May is a one of the super-special months in the year. Why? Because it comes before June….one of the two biggest dividend months in the year 🙂 Other than that, May was a dull month. And I have missed my update for April 2017….I do remember writing it…but I guess I forgot to publish it…I found it in my Drafts folder. So, it is going to be a 2-month update for some categories!
Let us look at the numbers for May 2017.
|Emergency Fund $60K|
|College Fund (80K)|
|Passive Income (2016 vs 2017)|
|Roof for our Family($750K)||00.00%|
|Medical Fund (via HSA)|
|Life Insurance||Done (term life insurance policy)|
Main Takeaways this month
- Passive Income Stream
- Passive Income for May 2017 ($470.72) is appx 26% higher than May 2016 ($371.51).
- I have stolen as much money I can from all my other goals to fund my passive income streams…especially from our home down payment fund. This has resulted in double digit year-over-year gains. But, next year, I will not see this kind of gains…I will enjoy them while they last hey!
- Additional Investments
- International exposure
- Just like prior months, I have continued to increase my exposure outside the US market. Dividend investors are not supposed to look at the stock price…but US stocks seem so overvalued that I just can’t bring myself to add to it.

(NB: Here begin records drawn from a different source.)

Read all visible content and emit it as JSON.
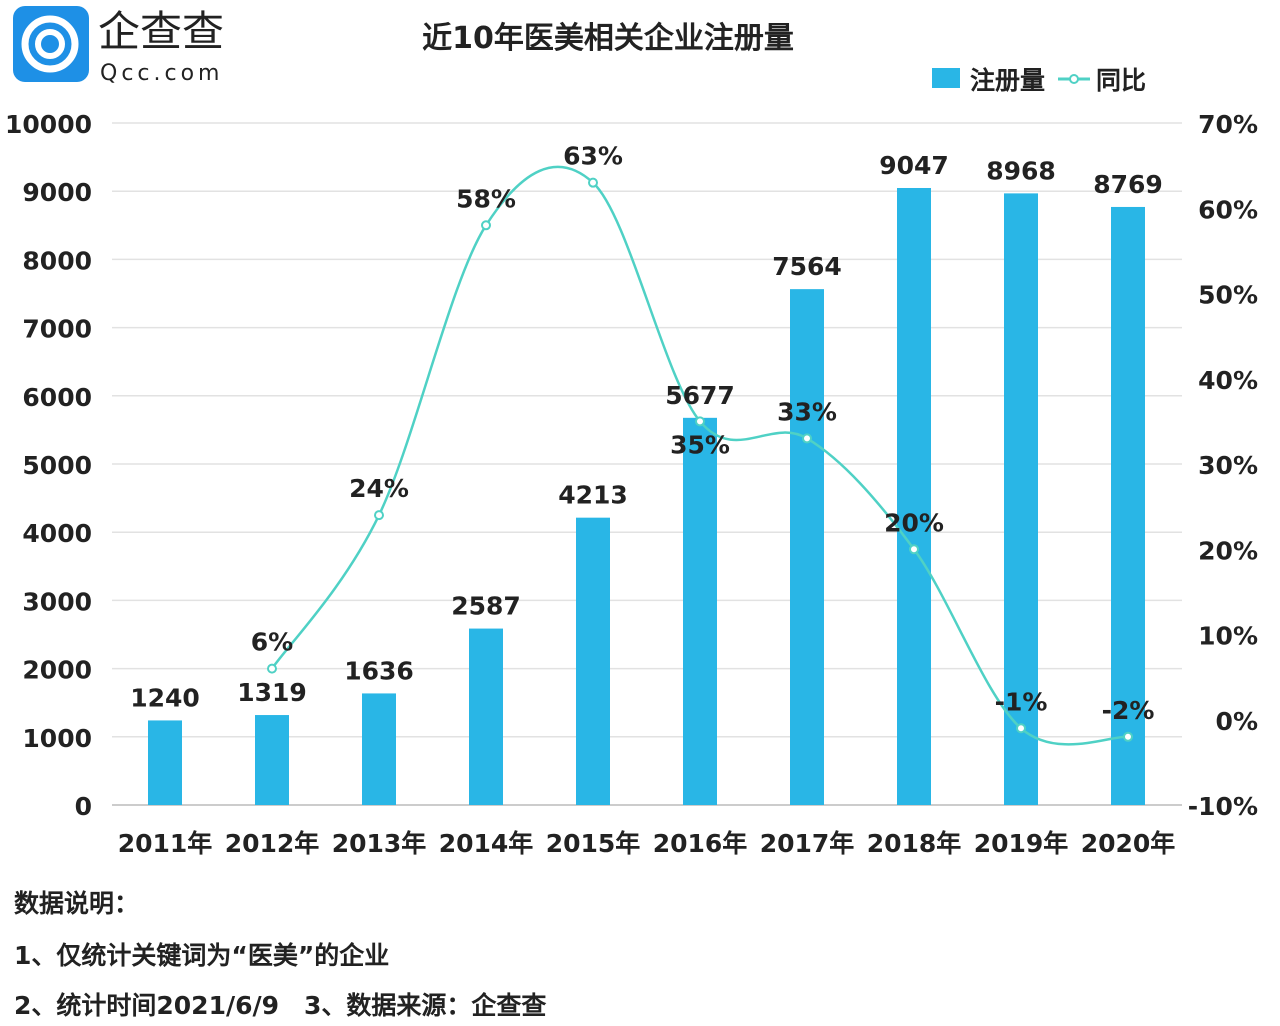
{
  "logo": {
    "cn": "企查查",
    "en": "Qcc.com",
    "color": "#1e90e6"
  },
  "chart_data": {
    "type": "bar+line",
    "title": "近10年医美相关企业注册量",
    "categories": [
      "2011年",
      "2012年",
      "2013年",
      "2014年",
      "2015年",
      "2016年",
      "2017年",
      "2018年",
      "2019年",
      "2020年"
    ],
    "series": [
      {
        "name": "注册量",
        "type": "bar",
        "axis": "left",
        "color": "#29b6e6",
        "values": [
          1240,
          1319,
          1636,
          2587,
          4213,
          5677,
          7564,
          9047,
          8968,
          8769
        ],
        "labels": [
          "1240",
          "1319",
          "1636",
          "2587",
          "4213",
          "5677",
          "7564",
          "9047",
          "8968",
          "8769"
        ]
      },
      {
        "name": "同比",
        "type": "line",
        "axis": "right",
        "color": "#4fd1c5",
        "values": [
          null,
          6,
          24,
          58,
          63,
          35,
          33,
          20,
          -1,
          -2
        ],
        "labels": [
          "",
          "6%",
          "24%",
          "58%",
          "63%",
          "35%",
          "33%",
          "20%",
          "-1%",
          "-2%"
        ]
      }
    ],
    "left_axis": {
      "ylim": [
        0,
        10000
      ],
      "ticks": [
        "0",
        "1000",
        "2000",
        "3000",
        "4000",
        "5000",
        "6000",
        "7000",
        "8000",
        "9000",
        "10000"
      ]
    },
    "right_axis": {
      "ylim": [
        -10,
        70
      ],
      "ticks": [
        "-10%",
        "0%",
        "10%",
        "20%",
        "30%",
        "40%",
        "50%",
        "60%",
        "70%"
      ]
    },
    "grid": true,
    "legend": "top-right"
  },
  "notes": {
    "heading": "数据说明：",
    "line1": "1、仅统计关键词为“医美”的企业",
    "line2": "2、统计时间2021/6/9　3、数据来源：企查查"
  }
}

- On the other hand, I want my passive income streams to come from many countries all over the world to spread the risk of a single part of the world going through a bad phase. So, I added some more funds to my existing investments in Emerging markets (via VEIEX) and Euro-Pacific Developed Markets (via VTMGX).
- International exposure
- Build a tiny cash fund again
- I am accumulating some money in a money market fund. I want to have a small cash fund accumulated to take advantage of any market dip(s) in the US market.
- Capture gains in my IRA/401K
- Seeing the insane manner in which the US market stocks are going up, I can’t shake the feeling that we are at the top. I see all the signs of a big drop except the market is going up and up. It is tapering now and I feel that a major dip is quite near.
- My IRA lost a lot of its value (total return) in the 2008 downturn and I had to wait almost 6 years for it to come back up. I was a financial fool at that time and did not even attempt any corrective actions….I could have moved to preserve some of my gains…but did not know any better.
- For the upcoming downturn, I do not want to lose the gains in my IRA. So, I cashed out most of the gains accumulated in my IRA over the last few years and have parked them in cash inside my IRA. When the next dip happens, I will put them back to work. Until then, I am okay with losing 2-3% in dividends versus losing 10-20% of the stock price.
2 thoughts on “Financial Independence Progress Report for May 2017”
The market is insane right now!
That’s why I’m only buying 10 shares here and there. I’m just going to build up my emergency fund. Should there be a big dip, I’ll buy more, otherwise, I’ll be like you, I’d rather lose out on 2-3% than losing 20% in a huge correction. Because it would take a gain of 37.5% to gain back to previous level. That’s the risks I don’t want to take with my emergency money.
Nice progress! I love seeing all your green on this page 🙂 You’re tracking along at a very fast rate right now.